Ari embrassa sa collègue et partit sans plus attendre dans son bureau. Il appela aussitôt le directeur central adjoint Depierre qui, visiblement, avait essayé de le joindre plusieurs fois.
— Ah ! Vous voilà, Mackenzie ! Merci d’être venu si vite… Votre garde du corps est ici. Je vous l’envoie.
— Merveilleux, répondit Ari d’un ton ironique.
— Soyez aimable avec lui, hein ?
— Mais bien sûr, patron, bien sûr.
— Bon. Il y a du neuf, Ari.
— Je vous écoute.
— Le procureur Rouhet vient de m’informer des dernières avancées de la DIPJ. Ils semblent avoir trouvé la preuve qu’Albert Khron est le dirigeant de la branche française de la confrérie du Vril.
— Donc, le Vril existe toujours ?
— Apparemment. Et surtout, le commissaire Allibert a peut-être localisé Khron.
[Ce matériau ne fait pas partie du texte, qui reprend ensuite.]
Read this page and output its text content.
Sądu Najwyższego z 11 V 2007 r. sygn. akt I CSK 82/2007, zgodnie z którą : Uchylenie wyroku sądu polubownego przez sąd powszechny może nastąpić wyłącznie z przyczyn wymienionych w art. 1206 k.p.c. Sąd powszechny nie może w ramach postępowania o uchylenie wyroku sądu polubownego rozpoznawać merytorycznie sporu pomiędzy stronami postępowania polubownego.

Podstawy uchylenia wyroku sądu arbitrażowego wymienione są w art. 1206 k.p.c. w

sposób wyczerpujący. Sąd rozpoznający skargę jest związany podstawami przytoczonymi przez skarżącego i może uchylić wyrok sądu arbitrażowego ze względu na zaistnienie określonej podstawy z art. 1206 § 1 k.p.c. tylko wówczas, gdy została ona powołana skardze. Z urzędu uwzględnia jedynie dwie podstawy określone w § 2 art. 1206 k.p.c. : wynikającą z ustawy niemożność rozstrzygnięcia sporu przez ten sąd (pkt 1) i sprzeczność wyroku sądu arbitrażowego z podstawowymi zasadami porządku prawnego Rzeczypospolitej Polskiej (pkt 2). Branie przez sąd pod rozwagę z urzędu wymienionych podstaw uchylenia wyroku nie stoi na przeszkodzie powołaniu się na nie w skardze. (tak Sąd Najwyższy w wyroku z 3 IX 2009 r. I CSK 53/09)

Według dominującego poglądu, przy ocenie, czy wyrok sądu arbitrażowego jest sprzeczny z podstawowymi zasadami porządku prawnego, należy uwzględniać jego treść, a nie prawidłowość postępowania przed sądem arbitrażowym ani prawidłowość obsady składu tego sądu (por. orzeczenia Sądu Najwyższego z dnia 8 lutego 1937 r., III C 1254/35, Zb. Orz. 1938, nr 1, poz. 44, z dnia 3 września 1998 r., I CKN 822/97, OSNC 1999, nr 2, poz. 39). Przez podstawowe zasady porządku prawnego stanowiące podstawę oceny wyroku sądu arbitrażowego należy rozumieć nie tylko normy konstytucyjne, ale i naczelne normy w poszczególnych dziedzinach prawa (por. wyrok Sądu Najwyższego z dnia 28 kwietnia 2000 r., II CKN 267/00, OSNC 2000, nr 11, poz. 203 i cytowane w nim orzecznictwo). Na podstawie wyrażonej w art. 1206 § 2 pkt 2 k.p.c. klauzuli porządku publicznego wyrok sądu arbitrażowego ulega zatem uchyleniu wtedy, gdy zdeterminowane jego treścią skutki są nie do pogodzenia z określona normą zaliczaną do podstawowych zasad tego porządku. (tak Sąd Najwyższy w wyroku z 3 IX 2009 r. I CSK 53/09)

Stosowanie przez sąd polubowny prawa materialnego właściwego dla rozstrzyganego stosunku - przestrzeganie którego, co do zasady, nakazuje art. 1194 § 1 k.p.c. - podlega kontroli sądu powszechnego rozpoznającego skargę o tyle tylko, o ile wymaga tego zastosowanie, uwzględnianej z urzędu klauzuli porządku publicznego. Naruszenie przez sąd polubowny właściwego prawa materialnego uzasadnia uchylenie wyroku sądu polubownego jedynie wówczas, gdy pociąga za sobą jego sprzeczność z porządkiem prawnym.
— Où il est ? répondit Mackenzie d’une voix pressante.
— Ne vous emballez pas. Ils ne sont pas absolument sûrs qu’il y soit, mais ils espèrent le trouver, justement, au siège du Vril. Un informateur leur a révélé le lieu où se réunit la confrérie.
— Où ?
— À Bièvres. Dans un pavillon qui s’appelle l’Agartha. Le commissaire Allibert prépare une descente avec la BRI[13].
— Quand ?
Le directeur adjoint marqua une pause.
— Je vous vois venir, Mackenzie. Il est hors de question que vous y alliez avec eux ! Vous avez pris assez de risques comme ça ces derniers jours. Vous attendez gentiment que la DIPJ arrête Khron, et après on verra. Le procureur m’a promis qu’il vous tiendrait au courant.
— Qu’il me tiendrait au courant ? J’espère bien ! Dolores Azillanet est sans doute enfermée là-bas, je vous rappelle !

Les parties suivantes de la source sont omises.